Learning, understanding, and keeping up to date with changes in the data is a challenge for the analyst. For detailed information, please refer to the AQS Data Dictionary or the REST API documentation (both linked in the documentation section above). The documentation will be expanded to include interpretation guides for the analyst.
The data in AQS is considered to be of the highest quality. It is submitted by tribal, state, and local agencies and must pass several quality control tests before it can be saved. Additionally, each monitor must pass several quality assurance assessments and audits (outlined in 40 CFR Part 58 Appendix A). The raw data collected during these assessments is available in the Data Mart itself, and summaries are available at our quality assurance website. Finally, each submitting agency annually certifies that the data they submit is correct (and the certification status of the data is also in the Data Mart).
Please note that the EPA does not (usually) unilaterally change any data submitted to us. If data is found to be in error, a change may require that the state, local, or tribal government who provided EPA with the data to correct it.
The best way to get news related to air quality data and the AirData system (under which the Data Mart operates) is to subscribe to the AirData RSS feed at http://www.epa.gov/airquality/airdata/rssairdata.xml. It is recommended that all users subscribe to this feed. Notifications of system enhancements, down times, data changes, etc. are posted.
There are no restrictions whatsoever on the use of this data.

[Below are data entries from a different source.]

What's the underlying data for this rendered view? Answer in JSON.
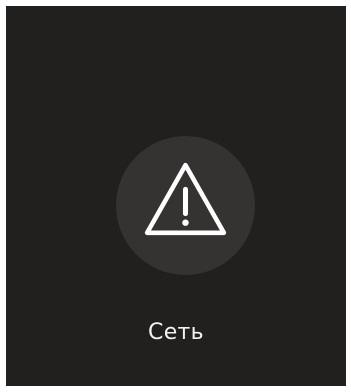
{
  "tile": {
    "icon": "warning-icon",
    "label": "Сеть"
  },
  "colors": {
    "background": "#221f1f",
    "icon_circle": "#353232",
    "icon_stroke": "#ffffff",
    "text": "#f2f2f2"
  }
}
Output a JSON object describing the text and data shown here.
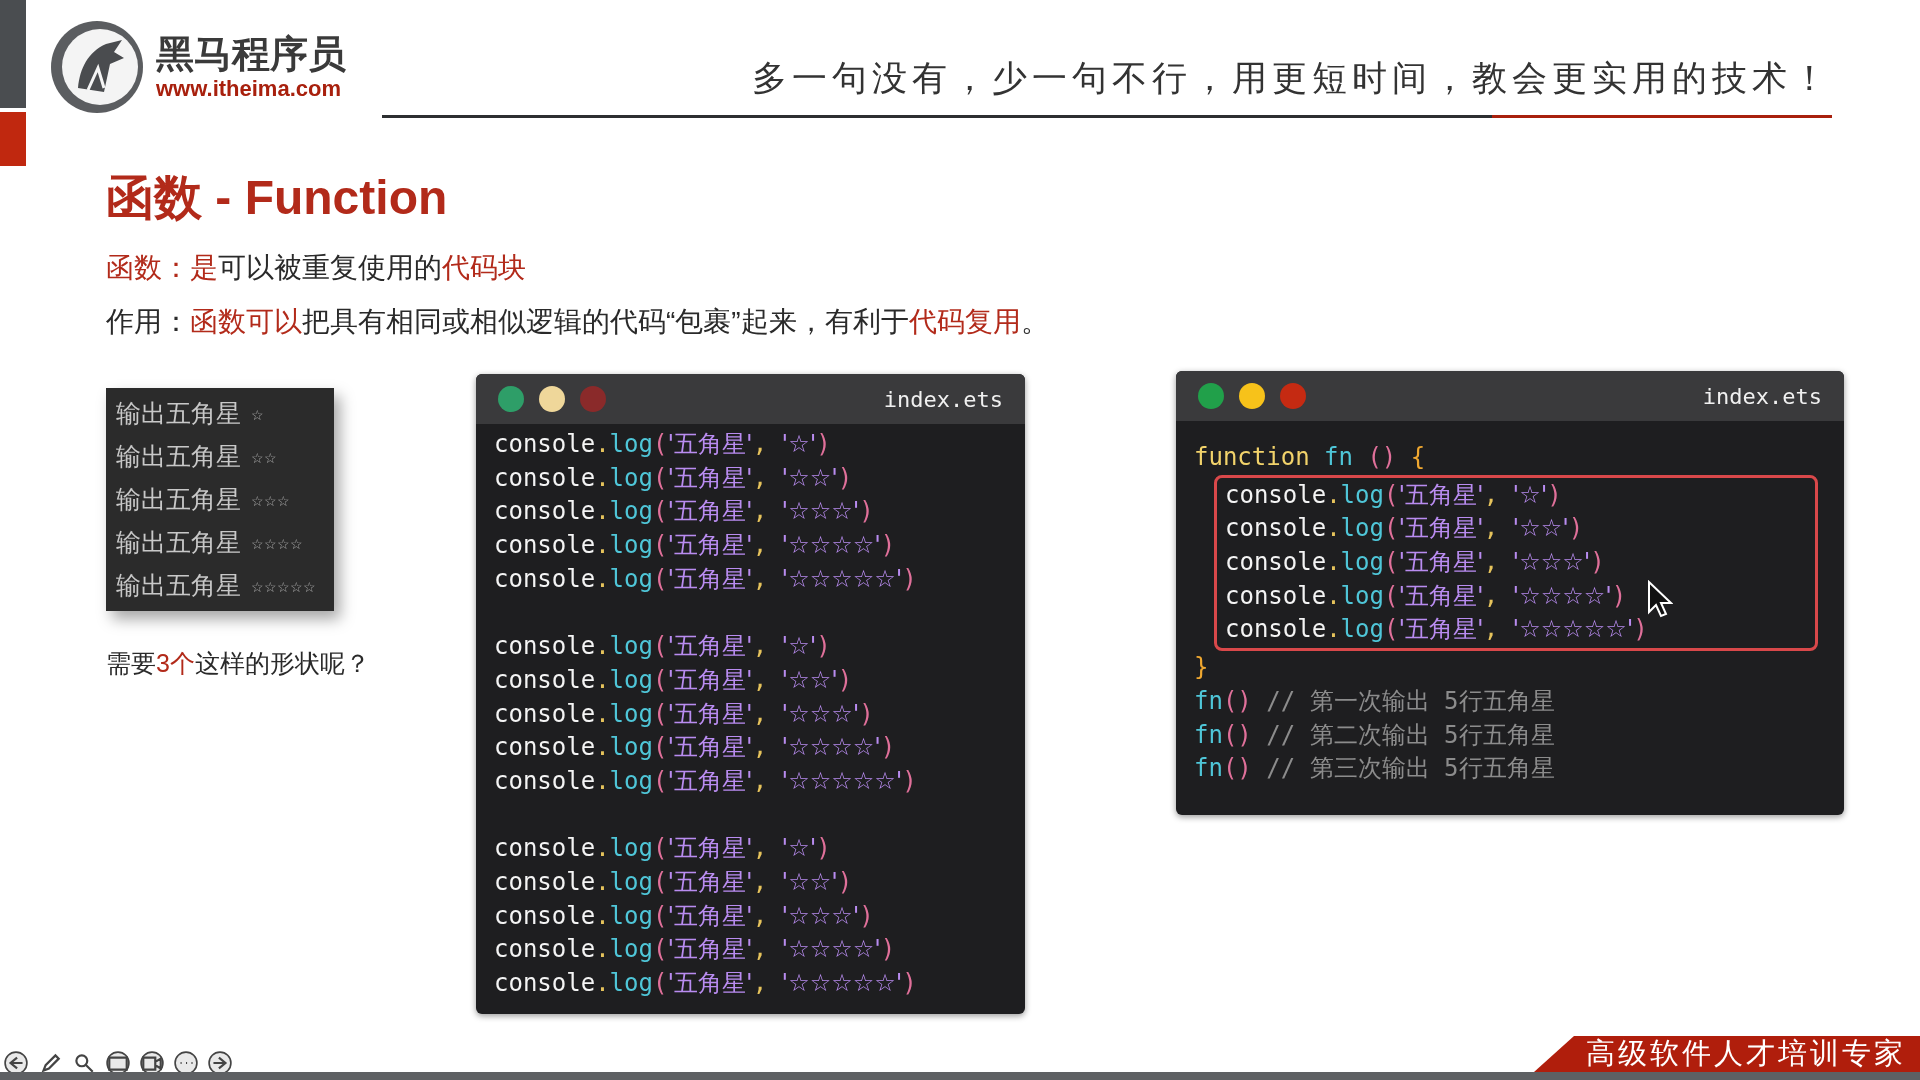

If it is convenient for you (but is absolutely not necessary), please link back to this page as your data source. And/or use the following citation (with the date changed to reflect the save date on the data file):
US Environmental Protection Agency. Air Quality System Data Mart [internet database] available at http://www.epa.gov/ttn/airs/aqsdatamart. Accessed Month DD, YYYY.
This is the AMA database citation format. We are working on publishing a paper that will provide a proper citation for use.
Please do not state or imply that EPA endorses your use of the data. We stand behind the data, but will not defend any external analysis, results, conclusions, or interpretations. That is the responsibility of the investigator.